In this case, a 68-year-old man went to the chiropractor to see if he could be helped with his drooping and paralysis of the left side of his face. The man stated that his facial paralysis started two weeks earlier, and mentioned that there was no pain with his paralysis. From this problem, the man was unable to close his left eyelid and because of this, he was suffering from dry eye. He also reported that he was having difficulty eating, drinking and speaking. His medical physician prescribed steroids and eye drops, both of which were ineffective. His history revealed that he had been involved in a serious car accident several months earlier.

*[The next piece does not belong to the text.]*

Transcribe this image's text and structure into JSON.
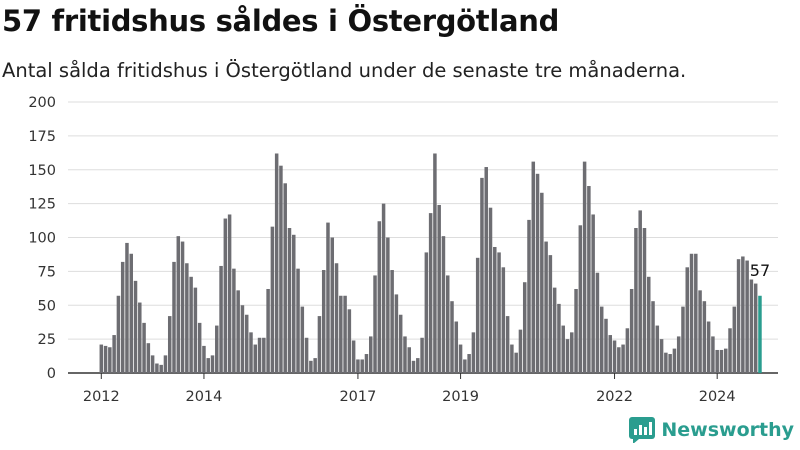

A chiropractic examination was performed which included an inspection, postural analysis, range of motion, palpation, cranial nerve testing, a heart rate variability study and surface electromyogram (SEMG). In addition, spinal x-rays were taken of the upper portion of the man’s neck. From these procedures, it was determined that the man had subluxations in the uppermost portion of his spine and specific chiropractic adjustments were begun.
Upon returning to the chiropractor’s office after his initial chiropractic adjustment, it was recorded that the man’s face was 80-90% improved in mobility. Two visits later, the study records that the man’s facial paralysis was completely resolved.
In their conclusion the authors wrote, “This case report provides supporting evidence that patient’s presenting with symptoms consistent with Bell’s Palsy may benefit from chiropractic care…” They added, “We encourage continued documentation of chiropractic care of similar patients to inform practice and research.”